The ACC-UCC National Dialogue was given as a high priority the task of addressing shared ministry issues. During our time together we have visited various shared ministries, spoken with those involved including military chaplains, interviewed faculty at theological schools across Canada, and attended the most recent Collaborative Ministries Conference in Saskatoon facilitated by the Prairie Centre for Ecumenism.

We were informed that a regional conference had been held annually for many years in Grande Prairie, Alberta, sponsored by the Anglican, United, Evangelical Lutheran, and Presbyterian Churches. Judicatories of these four denominations initiated and attended these events. In an effort to aid shared ministries through some of their unique difficulties a Shared Ministries Resource Kit was compiled and completed for distribution at the January 1999 event. It included the following introduction:

With the decline of church membership particularly in remote isolated areas of Canada, but now also in urban centres, the idea of Shared Ministry has evolved. The tiny congregations from different denominations worship together and together may be able to continue as a community of faith in an alternate form. Because of the different theological, legal and statistical requirements of each denomination, this process is not so simple as it might at first seem. Therefore, those with experience in this dimension of ministry have put together this information package to help interested Christians explore the possibilities of shared ministry.

With this document and military chaplaincy materials the Dialogue members prepared the first draft of a larger ecumenical handbook. The group edited this until a final draft had been developed.

At this time the Dialogue members proposed that Lutherans and Presbyterians be invited to a common table with Anglican and United Church people to discuss shared ministry issues. There would be overlap with the Dialogue and theological conceptions or misconceptions might be uncovered that would need further discussion.

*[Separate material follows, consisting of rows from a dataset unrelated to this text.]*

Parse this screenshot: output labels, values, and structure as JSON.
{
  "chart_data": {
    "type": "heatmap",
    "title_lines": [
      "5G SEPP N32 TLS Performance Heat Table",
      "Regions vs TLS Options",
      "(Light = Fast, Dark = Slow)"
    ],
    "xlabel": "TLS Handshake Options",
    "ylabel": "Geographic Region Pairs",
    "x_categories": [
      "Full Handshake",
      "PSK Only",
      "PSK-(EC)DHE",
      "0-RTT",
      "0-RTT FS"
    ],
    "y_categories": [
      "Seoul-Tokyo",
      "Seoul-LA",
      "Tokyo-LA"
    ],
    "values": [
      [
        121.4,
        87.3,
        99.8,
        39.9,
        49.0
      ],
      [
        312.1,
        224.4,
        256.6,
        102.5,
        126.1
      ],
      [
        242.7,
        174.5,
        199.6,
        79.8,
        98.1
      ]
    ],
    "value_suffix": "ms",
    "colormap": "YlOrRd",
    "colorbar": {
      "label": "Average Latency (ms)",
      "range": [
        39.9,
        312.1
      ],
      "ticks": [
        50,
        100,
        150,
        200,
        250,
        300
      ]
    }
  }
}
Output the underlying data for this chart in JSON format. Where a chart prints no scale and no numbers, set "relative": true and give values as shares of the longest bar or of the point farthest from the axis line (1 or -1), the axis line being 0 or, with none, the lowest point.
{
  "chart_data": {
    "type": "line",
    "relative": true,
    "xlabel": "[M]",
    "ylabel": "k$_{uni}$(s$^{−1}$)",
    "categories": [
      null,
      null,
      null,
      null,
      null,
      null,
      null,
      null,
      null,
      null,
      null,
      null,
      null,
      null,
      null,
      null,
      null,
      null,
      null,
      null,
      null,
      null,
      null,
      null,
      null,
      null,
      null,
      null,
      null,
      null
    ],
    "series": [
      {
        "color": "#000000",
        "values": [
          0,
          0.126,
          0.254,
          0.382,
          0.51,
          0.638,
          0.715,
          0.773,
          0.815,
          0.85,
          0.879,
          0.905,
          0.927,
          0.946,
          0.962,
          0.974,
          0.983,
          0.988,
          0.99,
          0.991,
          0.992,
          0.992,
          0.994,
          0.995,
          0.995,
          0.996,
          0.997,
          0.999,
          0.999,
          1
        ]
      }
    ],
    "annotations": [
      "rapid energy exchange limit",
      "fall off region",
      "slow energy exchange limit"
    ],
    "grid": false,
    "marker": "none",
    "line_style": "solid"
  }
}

In November 2006 a National Ecumenical Shared Ministries Working Group was formed involving the Anglican, Evangelical Lutheran, Presbyterian, and United Churches in Canada. The members were to collect and disseminate resources about Ecumenical Shared Ministries. Using the material the Dialogue presented to them, they made more revisions, primarily by the addition of Lutheran and Presbyterian definitions. Each church examined its laws to see if there could be a way to create a category of  “Ecumenical Shared Ministries” that would be treated as pastoral exceptions, working with guidelines developed by the task group. A formal Ecumenical Shared Ministries Handbook is now available through each of these denominational national offices and their websites, as well as the Moravian Church in Canada in Calgary and the Prairie Centre for Ecumenism in Saskatoon.

Recommendation

  • That our churches be proactive in considering Ecumenical Shared Ministry as a positive choice, both for congregations and for outreach and mission projects in urban, suburban, and rural areas.

Ecumenical Military Chaplaincy

“Serving as a military chaplain for the last twenty years has truly taught me the meaning of ecumenical and interfaith work. As a United Church minister serving rural and city churches, I thought I was quite forward thinking. I was part of a ministerial; I ventured to ‘interfaith-events’; I read and tried to understand the perspectives of others.  Working in the ecumenical environment of the Canadian Forces chaplaincy pushes you to another level of understanding. The understanding of ecumenism moves from something that you do, to something you live, and something that rests at the foundation of every facet of your ministry. Let me try to explain with an example.

“Although ideal, it is not always possible on training or deployed operations to provide both a Protestant and Roman Catholic chaplain to officiate at weekly worship services. As a chaplain deployed to Kosovo, I was the only chaplain covering a large territory; I was the one who led four worship services each Sunday in different units living across the war-torn land. I led worship for the soldiers of all denominations with whom I lived and visited on a daily basis. We became friends, confidantes, and part of each other’s lives. Like any parish minister, I learned the names of their family members, their concerns; we laughed and prayed together. Not all were from my UCC tradition, but when it came to Sunday, we all worshipped together. I think in this there is a vision of what Christ would have expected of a community of faith. Those who work and live together also pray and serve together without boundaries. There was no going our separate ways on Sunday because we worshipped in different Christian churches. The gathering of different denominations together also created great discussion, which deepened all our understanding of our faith.

“This ‘worshipping together’ is mirrored in Canada where all Protestant denominations share a chapel and we come together for special services on induction of new chaplains, for instance, in a service that includes our Roman Catholic brothers and sisters in Christ as well as Muslim and Jewish chaplains.  What I want to emphasize is that the tradition has to learn to stand beside the service that is required of a chaplain.

“I want to stress, too, that it is important to be grounded in and understand one’s own faith tradition. This, I believe, is the only true way we can enter into an ecumenical form of ministry. Only in understanding where we come from and ‘feeling comfortable in our own skin’ can we enter in a non-threatening way a workplace with others who have a different perspective than we do.”